Learning Physics

Rhett Allain, physics prof, wired writer, and blogger has an article entitled: What do you need to learn upper level physics? YMMV, but I found it spectacularly uninformative, so I decided to see if I could do better.

Firstly, compared to some other academic disciplines and professions, physics is heavy on technique but relatively light on memorizing facts. It also very "vertical" or hierarchical, in that it's built layer after layer one on top of the other, and you often need the lower layers to understand the upper layers. And by "techniques", I mostly mean skill at solving physics problems.

The foundation is mathematics. You can't really begin to study physics at a formal level until you are competent in high school level mathematics: algebra, geometry, trigonometry, and calculus. At that point the student can tackle the basic subjects of physics at an elementary level: mechanics, electromagnetism, thermal physics, and waves. Simultaneously one should be learning some more foundational math: multivariable and vector calculus, differential equations, and linear algebra.

The foundational subjects of classical mechanics, and electromagnetism are usually tackled again in the undergraduate curriculum, at a higher level of sophistication and quantum mechanics added once students know a bit about partial differential equations - or sometimes as an introduction to that subject. Special relativity may be taught at either this level, the previous level, or both.

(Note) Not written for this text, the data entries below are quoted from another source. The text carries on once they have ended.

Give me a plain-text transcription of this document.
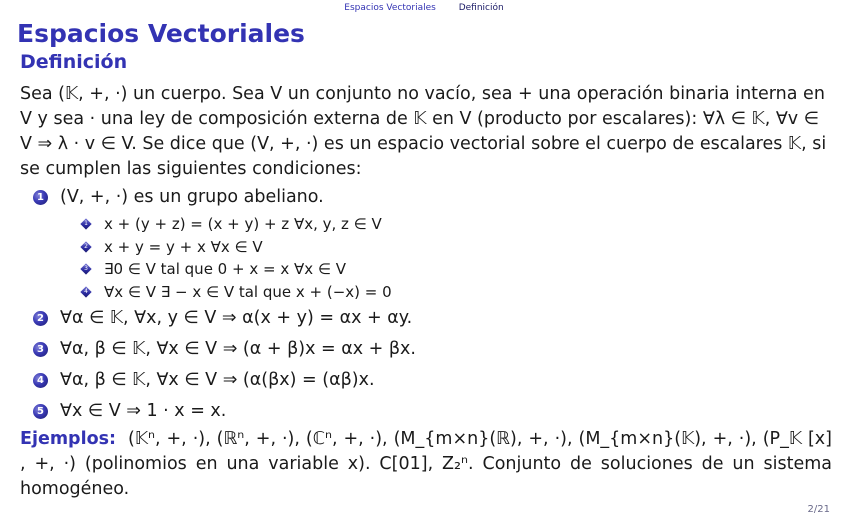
Espacios Vectoriales	Definición
Espacios Vectoriales
Definición

Sea (𝕂, +, ·) un cuerpo. Sea V un conjunto no vacío, sea + una operación binaria interna en V y sea · una ley de composición externa de 𝕂 en V (producto por escalares): ∀λ ∈ 𝕂, ∀v ∈ V ⇒ λ · v ∈ V. Se dice que (V, +, ·) es un espacio vectorial sobre el cuerpo de escalares 𝕂, si se cumplen las siguientes condiciones:

1 (V, +, ·) es un grupo abeliano.
1 x + (y + z) = (x + y) + z ∀x, y, z ∈ V
2 x + y = y + x ∀x ∈ V
3 ∃0 ∈ V tal que 0 + x = x ∀x ∈ V
4 ∀x ∈ V ∃ − x ∈ V tal que x + (−x) = 0
2 ∀α ∈ 𝕂, ∀x, y ∈ V ⇒ α(x + y) = αx + αy.
3 ∀α, β ∈ 𝕂, ∀x ∈ V ⇒ (α + β)x = αx + βx.
4 ∀α, β ∈ 𝕂, ∀x ∈ V ⇒ (α(βx) = (αβ)x.
5 ∀x ∈ V ⇒ 1 · x = x.

Ejemplos: (𝕂ⁿ, +, ·), (ℝⁿ, +, ·), (ℂⁿ, +, ·), (M_{m×n}(ℝ), +, ·), (M_{m×n}(𝕂), +, ·), (P_𝕂 [x] , +, ·) (polinomios en una variable x). C[01], Z₂ⁿ. Conjunto de soluciones de un sistema homogéneo.

2/21
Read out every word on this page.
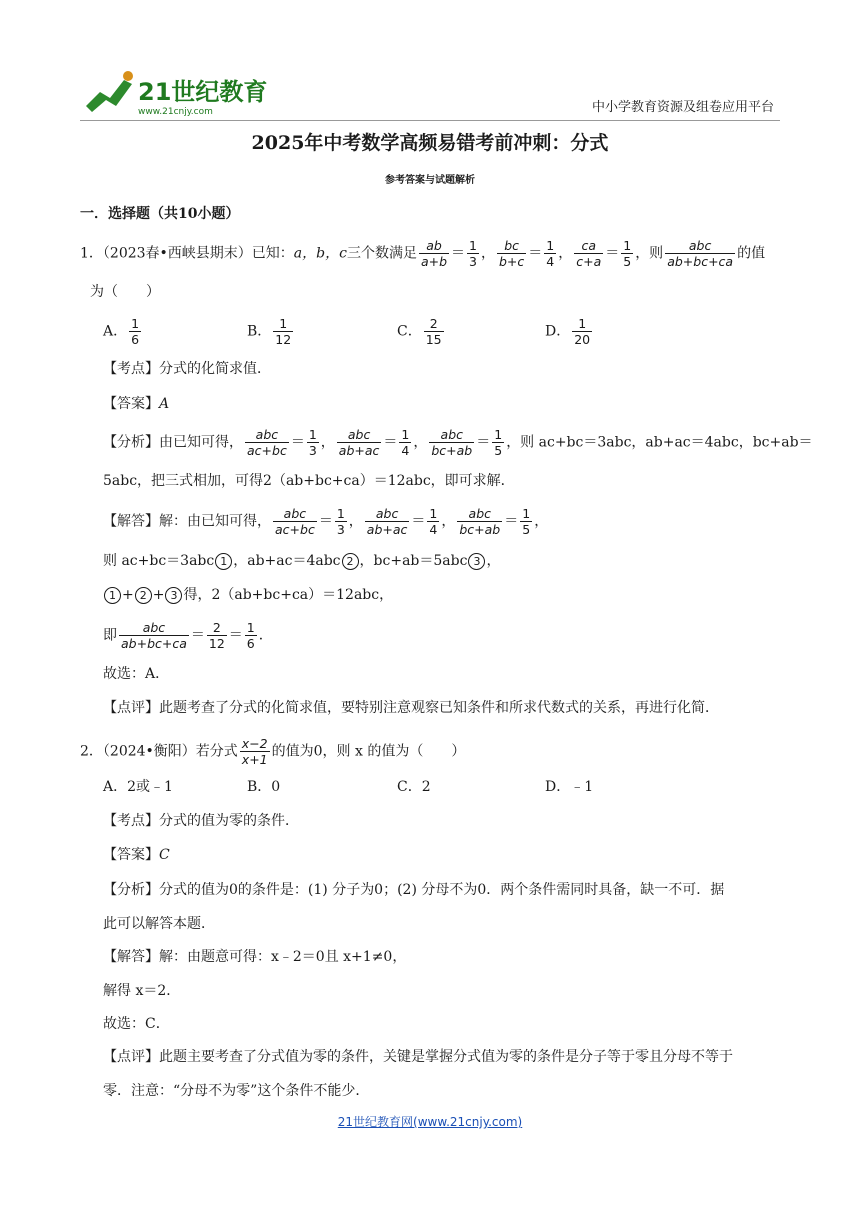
21世纪教育
www.21cnjy.com	中小学教育资源及组卷应用平台
2025年中考数学高频易错考前冲刺：分式
参考答案与试题解析
一．选择题（共10小题）
1．（2023春•西峡县期末）已知：a，b，c三个数满足 $\frac{ab}{a+b} = \frac{1}{3}$ ， $\frac{bc}{b+c} = \frac{1}{4}$ ， $\frac{ca}{c+a} = \frac{1}{5}$ ，则 $\frac{\text{abc}}{ab+bc+ca}$ 的值
为（　　）
A． $\frac{1}{6}$	B． $\frac{1}{12}$	C． $\frac{2}{15}$	D． $\frac{1}{20}$
【考点】分式的化简求值．
【答案】A
【分析】由已知可得， $\frac{\text{abc}}{ac+bc} = \frac{1}{3}$ ， $\frac{\text{abc}}{ab+ac} = \frac{1}{4}$ ， $\frac{\text{abc}}{bc+ab} = \frac{1}{5}$ ，则 ac+bc＝3abc，ab+ac＝4abc，bc+ab＝
5abc，把三式相加，可得2（ab+bc+ca）＝12abc，即可求解．
【解答】解：由已知可得， $\frac{\text{abc}}{ac+bc} = \frac{1}{3}$ ， $\frac{\text{abc}}{ab+ac} = \frac{1}{4}$ ， $\frac{\text{abc}}{bc+ab} = \frac{1}{5}$ ，
则 ac+bc＝3abc 1 ，ab+ac＝4abc 2 ，bc+ab＝5abc 3 ，
1 + 2 + 3 得，2（ab+bc+ca）＝12abc，
即 $\frac{\text{abc}}{ab+bc+ca} = \frac{2}{12} = \frac{1}{6}$ ．
故选：A．
【点评】此题考查了分式的化简求值，要特别注意观察已知条件和所求代数式的关系，再进行化简．
2．（2024•衡阳）若分式 $\frac{x-2}{x+1}$ 的值为0，则 x 的值为（　　）
A．2或﹣1	B．0	C．2	D．﹣1
【考点】分式的值为零的条件．
【答案】C
【分析】分式的值为0的条件是：(1) 分子为0；(2) 分母不为0．两个条件需同时具备，缺一不可．据
此可以解答本题．
【解答】解：由题意可得：x﹣2＝0且 x+1≠0，
解得 x＝2．
故选：C．
【点评】此题主要考查了分式值为零的条件，关键是掌握分式值为零的条件是分子等于零且分母不等于
零．注意：“分母不为零”这个条件不能少．
21世纪教育网(www.21cnjy.com)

In many US schools, the finishing layers of these subjects are saved for graduate school, as are such more advanced subjects such as quantum field theory and general relativity, but more ambitious curricula give them to undergrads. Undergrads are also usually introduced to applications such condensed matter and nuclear and particle physics.

Prof Allain is pretty vague on how students go about learning these subjects, alluding to textbooks, lectures, MOOCs and online demos, but he leaves out what is to me the core: working problems. You learn physics by working physics problems. If there is another way, a royal road, I don't know it.